Quand Abdelazziz prends du recul…

Avant le tournage:

Je suis d’assez près, depuis plus de huit ans, l’évolution des mouvements tels que le Mib, puis, les Indigènes, le Fsqp etc, … Et j’avoue que j’assiste le plus souvent à des ratages, des retours en arrière, des incapacités à avancer réellement. Du moins pour ce que j’en vois… Et il se peut que je vois mal…

L’idée n’est pas de porter un quelconque jugement sur les personnes, ou les actions entreprises, mais de proposer un regard extérieur qui pourrait modestement aider à avancer. Si tant est, qu’on veuille accorder à ce regard là, le moindre crédit. Ce qui n’est pas évident, je ne vis pas dans les quartiers, je ne suis pas victimes de discriminations, alors, de quoi je me mêle?

C’est peut-être aussi pour répondre à cette question que je me livre à ce genre d’exercice audiovisuel.

J’ai interviewé Abdelaziz Chaambi pour une raison essentielle, c’est qu’il venait sur Toulouse à l’occasion du Festival Origines Contrôlées 2009. J’aurais aimé en interviewer d’autres, ça viendra peut-être par la suite….

Pour comprendre un peu plus qui est Abdelaziz Chaambi on peut voir une interview faite par le site Pas a pas www.pasapas38.com/video-abdelaziz-chaambi-portrait-d.html à Grenoble en février 2009 ou, au débotté il retrace sa vie militante…

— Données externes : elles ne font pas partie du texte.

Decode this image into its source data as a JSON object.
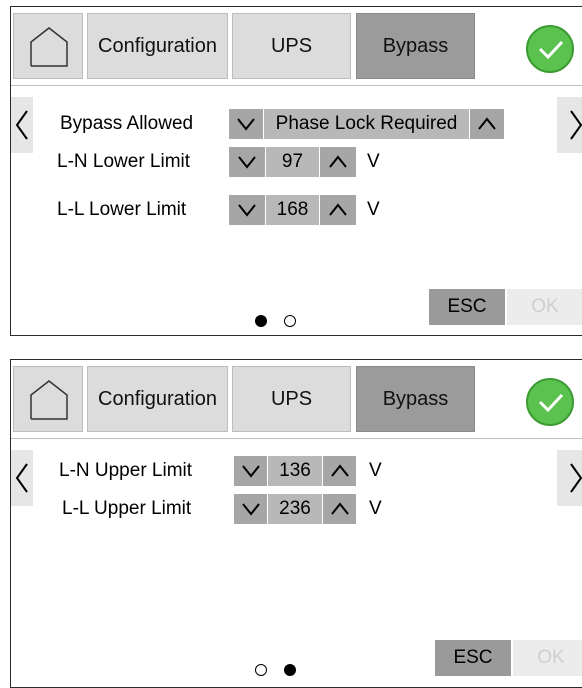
{
  "panels": [
    {
      "tabs": {
        "configuration": "Configuration",
        "ups": "UPS",
        "bypass": "Bypass",
        "selected": "Bypass"
      },
      "rows": [
        {
          "label": "Bypass Allowed",
          "value": "Phase Lock Required"
        },
        {
          "label": "L-N Lower Limit",
          "value": "97",
          "unit": "V"
        },
        {
          "label": "L-L Lower Limit",
          "value": "168",
          "unit": "V"
        }
      ],
      "pagination": {
        "current_page": 1,
        "total_pages": 2
      },
      "buttons": {
        "esc": "ESC",
        "ok": "OK"
      }
    },
    {
      "tabs": {
        "configuration": "Configuration",
        "ups": "UPS",
        "bypass": "Bypass",
        "selected": "Bypass"
      },
      "rows": [
        {
          "label": "L-N Upper Limit",
          "value": "136",
          "unit": "V"
        },
        {
          "label": "L-L Upper Limit",
          "value": "236",
          "unit": "V"
        }
      ],
      "pagination": {
        "current_page": 2,
        "total_pages": 2
      },
      "buttons": {
        "esc": "ESC",
        "ok": "OK"
      }
    }
  ],
  "icons": {
    "home": "home-icon",
    "confirm": "checkmark-icon",
    "prev": "chevron-left-icon",
    "next": "chevron-right-icon",
    "decrease": "chevron-down-icon",
    "increase": "chevron-up-icon"
  },
  "colors": {
    "confirm_green": "#5cc24f",
    "selected_tab": "#9b9b9b",
    "tab": "#dcdcdc",
    "stepper": "#a6a6a6",
    "esc_button": "#9a9a9a",
    "ok_disabled": "#ececec"
  }
}
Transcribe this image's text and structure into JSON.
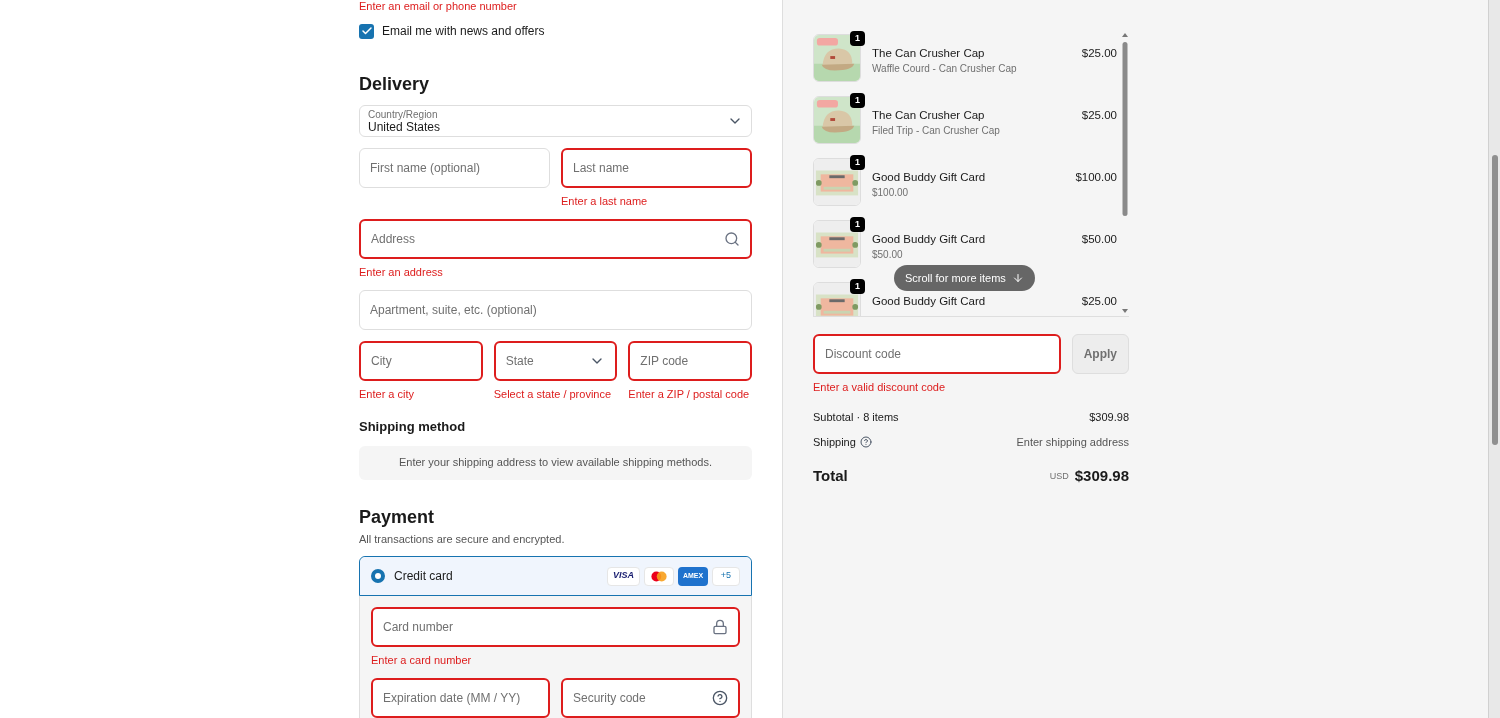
{
  "contact": {
    "error": "Enter an email or phone number",
    "newsletter": {
      "label": "Email me with news and offers",
      "checked": true
    }
  },
  "delivery": {
    "title": "Delivery",
    "country": {
      "label": "Country/Region",
      "value": "United States"
    },
    "rows": [
      [
        {
          "kind": "text",
          "placeholder": "First name (optional)",
          "invalid": false
        },
        {
          "kind": "text",
          "placeholder": "Last name",
          "invalid": true,
          "error": "Enter a last name"
        }
      ],
      [
        {
          "kind": "search",
          "placeholder": "Address",
          "invalid": true,
          "error": "Enter an address"
        }
      ],
      [
        {
          "kind": "text",
          "placeholder": "Apartment, suite, etc. (optional)",
          "invalid": false
        }
      ],
      [
        {
          "kind": "text",
          "placeholder": "City",
          "invalid": true,
          "error": "Enter a city"
        },
        {
          "kind": "select",
          "placeholder": "State",
          "invalid": true,
          "error": "Select a state / province"
        },
        {
          "kind": "text",
          "placeholder": "ZIP code",
          "invalid": true,
          "error": "Enter a ZIP / postal code"
        }
      ]
    ]
  },
  "shipping_method": {
    "title": "Shipping method",
    "message": "Enter your shipping address to view available shipping methods."
  },
  "payment": {
    "title": "Payment",
    "subtitle": "All transactions are secure and encrypted.",
    "option": {
      "label": "Credit card",
      "selected": true,
      "brands": [
        {
          "kind": "visa",
          "label": "VISA"
        },
        {
          "kind": "mastercard"
        },
        {
          "kind": "amex",
          "label": "AMEX"
        }
      ],
      "more": "+5"
    },
    "rows": [
      [
        {
          "kind": "lock",
          "placeholder": "Card number",
          "invalid": true,
          "error": "Enter a card number"
        }
      ],
      [
        {
          "kind": "text",
          "placeholder": "Expiration date (MM / YY)",
          "invalid": true
        },
        {
          "kind": "help",
          "placeholder": "Security code",
          "invalid": true
        }
      ]
    ]
  },
  "summary": {
    "items": [
      {
        "kind": "cap",
        "quantity": "1",
        "title": "The Can Crusher Cap",
        "subtitle": "Waffle Courd - Can Crusher Cap",
        "price": "$25.00"
      },
      {
        "kind": "cap",
        "quantity": "1",
        "title": "The Can Crusher Cap",
        "subtitle": "Filed Trip - Can Crusher Cap",
        "price": "$25.00"
      },
      {
        "kind": "giftcard",
        "quantity": "1",
        "title": "Good Buddy Gift Card",
        "subtitle": "$100.00",
        "price": "$100.00"
      },
      {
        "kind": "giftcard",
        "quantity": "1",
        "title": "Good Buddy Gift Card",
        "subtitle": "$50.00",
        "price": "$50.00"
      },
      {
        "kind": "giftcard",
        "quantity": "1",
        "title": "Good Buddy Gift Card",
        "price": "$25.00"
      }
    ],
    "scroll_hint": "Scroll for more items",
    "discount": {
      "placeholder": "Discount code",
      "invalid": true,
      "error": "Enter a valid discount code",
      "button": "Apply"
    },
    "subtotal": {
      "label": "Subtotal · 8 items",
      "value": "$309.98"
    },
    "shipping": {
      "label": "Shipping",
      "value": "Enter shipping address"
    },
    "total": {
      "label": "Total",
      "currency": "USD",
      "value": "$309.98"
    }
  }
}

J’ai voulu dans mon entretien évoquer le reste, l’envers du décor, les coulisses de la vie d’un militant. Ne pas parler des luttes, mais de comment on lutte, éviter sur des questions un peu difficile de se réfugier tout de suite dans la plainte sur le méchant système… Au lieu d’explorer ses propres manque de militant toujours sur la brèche…

Après le tournage …

Bien sûr, ça s’est fait à l’arrache, pas le temps de chercher un coin qui va bien, Abdelaziz est assis sur le lit trop bas, j’ai donc une position dominante, il doit lever les yeux pour me parler…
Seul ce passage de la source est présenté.